In the present study both the obese patients taking VPA and the obese control subjects had higher serum concentrations of leptin than did the lean subjects. Furthermore, the female subjects had higher serum leptin levels than the male subjects among both VPA-treated patients and control subjects. These data are consistent with results previously reported in human subjects (12). Serum leptin levels did not differ between the obese patients taking VPA and the obese control subjects or between the lean patients and the lean control subjects, despite the higher serum insulin levels in VPA-treated patients. This is in accordance with the reports indicating that insulin may have a trophic effect on the adipocytes, eventually increasing the serum leptin levels, rather than having a direct effect on OB gene expression (13,21). This suggests that VPA itself does not have any effect on the leptin-associated regulation of appetite and energy expenditure, but actually the leptin activation is similar in obese VPA-treated subjects to that seen in otherwise obese subjects. This has been observed earlier in female patients taking VPA in a longitudinal study (14).

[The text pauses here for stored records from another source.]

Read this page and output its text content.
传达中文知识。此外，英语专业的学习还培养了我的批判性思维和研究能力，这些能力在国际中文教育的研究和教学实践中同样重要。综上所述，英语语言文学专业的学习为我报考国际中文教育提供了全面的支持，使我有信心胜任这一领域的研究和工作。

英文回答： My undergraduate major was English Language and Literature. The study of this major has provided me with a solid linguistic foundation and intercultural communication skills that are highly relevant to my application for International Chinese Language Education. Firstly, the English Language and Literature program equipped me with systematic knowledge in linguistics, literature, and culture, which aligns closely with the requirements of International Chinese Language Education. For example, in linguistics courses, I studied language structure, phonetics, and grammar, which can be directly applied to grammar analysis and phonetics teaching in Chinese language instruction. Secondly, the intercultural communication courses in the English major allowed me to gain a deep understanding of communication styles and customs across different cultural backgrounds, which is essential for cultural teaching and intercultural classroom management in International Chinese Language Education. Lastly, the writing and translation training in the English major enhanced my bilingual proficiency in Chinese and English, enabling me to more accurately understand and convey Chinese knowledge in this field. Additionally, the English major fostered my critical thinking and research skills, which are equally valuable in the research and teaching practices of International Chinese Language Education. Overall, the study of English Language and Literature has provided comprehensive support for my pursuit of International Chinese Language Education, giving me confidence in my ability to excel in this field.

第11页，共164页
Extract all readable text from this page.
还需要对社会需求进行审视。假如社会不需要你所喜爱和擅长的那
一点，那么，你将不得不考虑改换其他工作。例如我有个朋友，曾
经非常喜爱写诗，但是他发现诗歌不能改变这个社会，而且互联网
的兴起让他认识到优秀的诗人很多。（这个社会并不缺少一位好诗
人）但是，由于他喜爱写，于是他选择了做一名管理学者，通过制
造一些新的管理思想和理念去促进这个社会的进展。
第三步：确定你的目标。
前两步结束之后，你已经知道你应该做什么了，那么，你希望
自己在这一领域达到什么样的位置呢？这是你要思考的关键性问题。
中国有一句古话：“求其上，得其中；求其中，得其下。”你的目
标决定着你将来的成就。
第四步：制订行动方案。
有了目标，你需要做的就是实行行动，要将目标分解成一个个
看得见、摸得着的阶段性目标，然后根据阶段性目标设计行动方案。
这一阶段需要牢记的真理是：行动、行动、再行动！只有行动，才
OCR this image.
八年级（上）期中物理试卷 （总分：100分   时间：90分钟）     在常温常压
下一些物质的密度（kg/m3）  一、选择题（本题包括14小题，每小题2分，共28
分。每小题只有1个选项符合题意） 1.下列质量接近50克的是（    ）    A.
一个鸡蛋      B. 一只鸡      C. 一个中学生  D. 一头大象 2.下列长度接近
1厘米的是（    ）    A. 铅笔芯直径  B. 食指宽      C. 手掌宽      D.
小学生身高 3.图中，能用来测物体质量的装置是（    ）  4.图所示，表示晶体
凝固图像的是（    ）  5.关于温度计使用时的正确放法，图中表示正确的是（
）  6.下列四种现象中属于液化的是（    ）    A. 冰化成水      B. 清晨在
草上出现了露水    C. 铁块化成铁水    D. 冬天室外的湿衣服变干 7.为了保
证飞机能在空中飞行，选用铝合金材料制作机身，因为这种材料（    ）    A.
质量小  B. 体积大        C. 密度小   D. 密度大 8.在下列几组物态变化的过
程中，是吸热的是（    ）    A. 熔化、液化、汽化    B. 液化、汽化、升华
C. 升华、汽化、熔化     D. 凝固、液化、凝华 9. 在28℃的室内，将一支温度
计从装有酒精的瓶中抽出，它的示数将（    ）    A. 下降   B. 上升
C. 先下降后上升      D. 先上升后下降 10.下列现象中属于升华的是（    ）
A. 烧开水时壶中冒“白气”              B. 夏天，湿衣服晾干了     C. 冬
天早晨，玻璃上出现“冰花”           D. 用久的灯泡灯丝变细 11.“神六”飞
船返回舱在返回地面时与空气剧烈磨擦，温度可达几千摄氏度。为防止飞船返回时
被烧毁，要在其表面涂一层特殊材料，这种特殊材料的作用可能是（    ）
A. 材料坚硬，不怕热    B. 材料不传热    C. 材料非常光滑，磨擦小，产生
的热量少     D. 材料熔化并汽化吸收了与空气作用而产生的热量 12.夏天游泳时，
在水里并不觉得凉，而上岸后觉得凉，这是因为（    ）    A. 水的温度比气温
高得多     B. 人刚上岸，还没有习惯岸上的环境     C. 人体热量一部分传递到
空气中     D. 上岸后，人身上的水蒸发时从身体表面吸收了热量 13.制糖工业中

In summary, the high serum insulin levels and centripetal obesity observed in the obese VPA-treated patients suggest that VPA-related obesity is associated with the development of insulin resistance. Both insulin resistance (6) and visceral obesity (22) are independent risk factors for coronary heart disease. The findings do not provide evidence for an independent role of leptin in the pathogenesis of VPA-related obesity.
Acknowledgment: We are indebted to Mrs. Anja Heikkinen and Mrs. Sirpa Anttila for performing the laboratory analyses.